Vive tension au Kenya, où la contestation des élections a fait 11 morts

Publié le à Nairobi (AFP)

La tension restait vive dimanche au Kenya, où l'opposition a durci le ton après la mort d'au moins onze personnes dans les affrontements entre manifestants et policiers qui ont éclaté dès l'annonce vendredi soir de la réélection du président Uhuru Kenyatta.

Ces violences, circonscrites à des bastions de l'opposition dans l'ouest du pays et dans plusieurs bidonvilles de Nairobi, opposaient des partisans du candidat défait Raila Odinga, armés de pierres, aux forces de l'ordre qui les dispersaient à coups de gaz lacrymogène et de tirs d'armes automatiques.

Le reste du pays, où le calme prévalait, tournait au ralenti.

"Nous ne nous laisserons pas intimider, nous ne renoncerons pas", a asséné samedi après-midi Johnson Muthama, l'un des hauts responsables d'une opposition qui n'a cessé depuis le scrutin de mardi de crier à la fraude électorale et assure que son candidat a remporté le scrutin.

Depuis vendredi soir, au moins 11 personnes ont été tuées dans ces violences post-électorales, selon un bilan établi par l'AFP de sources policières et hospitalières.

Neuf personnes ont été tuées dans les bidonvilles de Mathare, Kibera et Kawangware, dans la capitale, dont une fille de neuf ans touchée par balle alors qu'elle se trouvait sur un balcon au quatrième étage d'un immeuble.

Deux autres décès ont été rapportés près de Kisumu (ouest) et dans le comté voisin de Siaya.

- Répression implacable -

Au total, 17 personnes ont été tuées depuis les élections générales organisées mardi dans ce pays de quelque 48 millions d'habitants, qui garde vivace à l'esprit le souvenir des violences électorales de 2007-2008, les pires enregistrées dans le pays depuis son indépendance du Royaume-Uni en 1963.

La répression menée par les forces de sécurité a été implacable, même si le ministre de l'Intérieur, Fred Matiangi, a certifié que la police n'avait pas fait un "usage disproportionné de la force contre un quelconque manifestant où que ce soit dans le pays".

Un photographe de l'AFP a toutefois vu la police tirer des coups de feu en direction d'émeutiers dans la nuit de vendredi à samedi à Kibera.
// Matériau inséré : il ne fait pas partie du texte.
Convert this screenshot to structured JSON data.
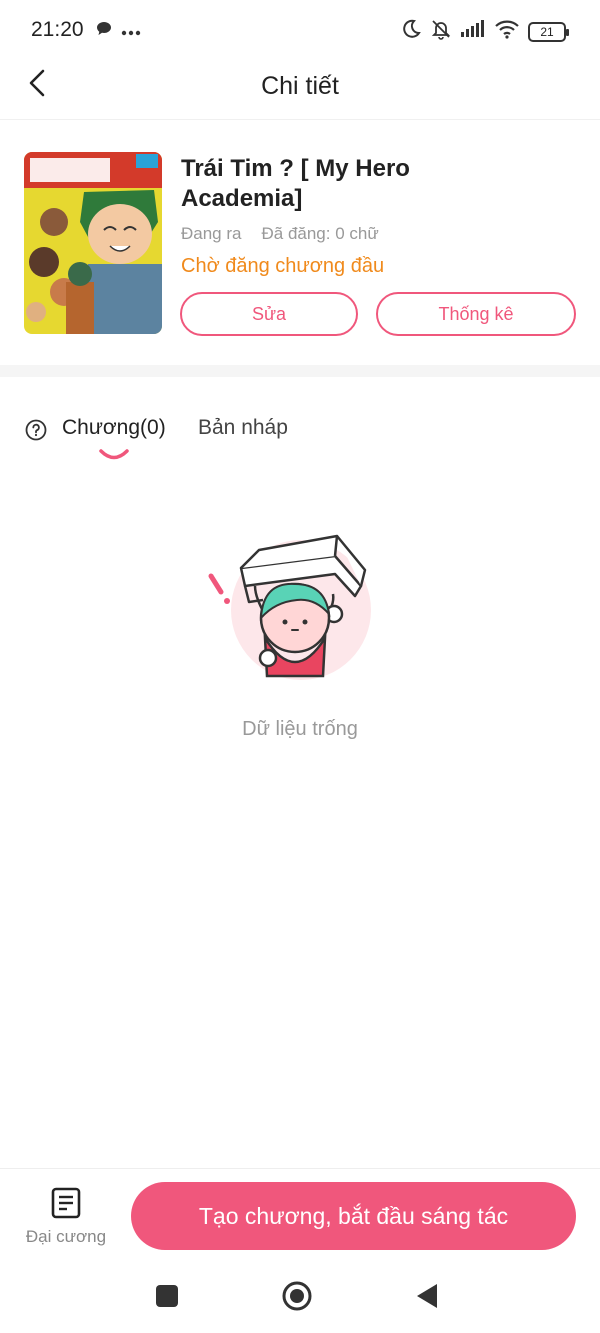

Et l'ONG Médecins sans frontières a indiqué avoir traité 54 personnes, dont sept blessés par balle, dans le seul bidonville de Mathare.

Human Rights Watch a par ailleurs appelé les forces de sécurité "à faire baisser et non augmenter la violence".

Imputant ces incidents à des "éléments criminels qui ont tenté de prendre avantage de la situation, en pillant et détruisant des propriétés", M. Matiangi a assuré que "la sécurité prévaut complètement dans le reste du pays".

- Vieilles rancoeurs -

Crédité de 54,27% des voix, M. Kenyatta, au pouvoir depuis 2013, avait tendu vendredi soir la main à Raila Odinga (44,74%), dans une adresse à la Nation. "Nous devons travailler ensemble (...) nous devons ensemble faire grandir ce pays", avait-il lancé, appelant l'opposition à ne pas "recourir à la violence".

Il y a dix ans, plus de 1.100 personnes avaient été tuées et 600.000 déplacées en deux mois de violences post-électorales, après la réélection fin décembre 2007 de Mwai Kibaki, déjà contestée par M. Odinga.

Mais le contexte des élections de mardi diffère de celui d'il y a dix ans. Même si elles remettent en lumière de vieilles rancoeurs entre communautés, les violences sont pour l'instant limitées aux bastions de l'opposition.

Seule l'ethnie Luo, celle de M. Odinga, semble par ailleurs se mobiliser. Les autres composantes de la coalition d'opposition Nasa, les Luhya et Kamba, restent pour l'heure à l'écart des violences, et leurs leaders discrets depuis l'annonce des résultats.

Le contexte politique est également différent. En 2008, l'essentiel des violences avaient opposé les Kikuyu de M. Kenyatta aux Kalenjin. Or ces deux ethnies sont désormais alliées, le vice-président William Ruto étant un Kalenjin.

Les missions d'observation internationales ont globalement salué la bonne tenue des élections. Le groupe d'observateurs indépendants kényans ELOG, qui avait déployé 8.300 personnes sur le terrain, a publié samedi des conclusions "cohérentes" avec les résultats officialisés par l'IEBC.

Mais l'opposition, qui a écarté l'éventualité d'un recours en justice, ne semble pas décidée à relâcher la pression, et s'en est remise au "peuple" sans explicitement lui demander de descendre dans la rue.

Quant à Raila Odinga, qui mène probablement la dernière grande bataille de sa longue carrière, il s'est muré dans le silence depuis l'annonce de sa défaite.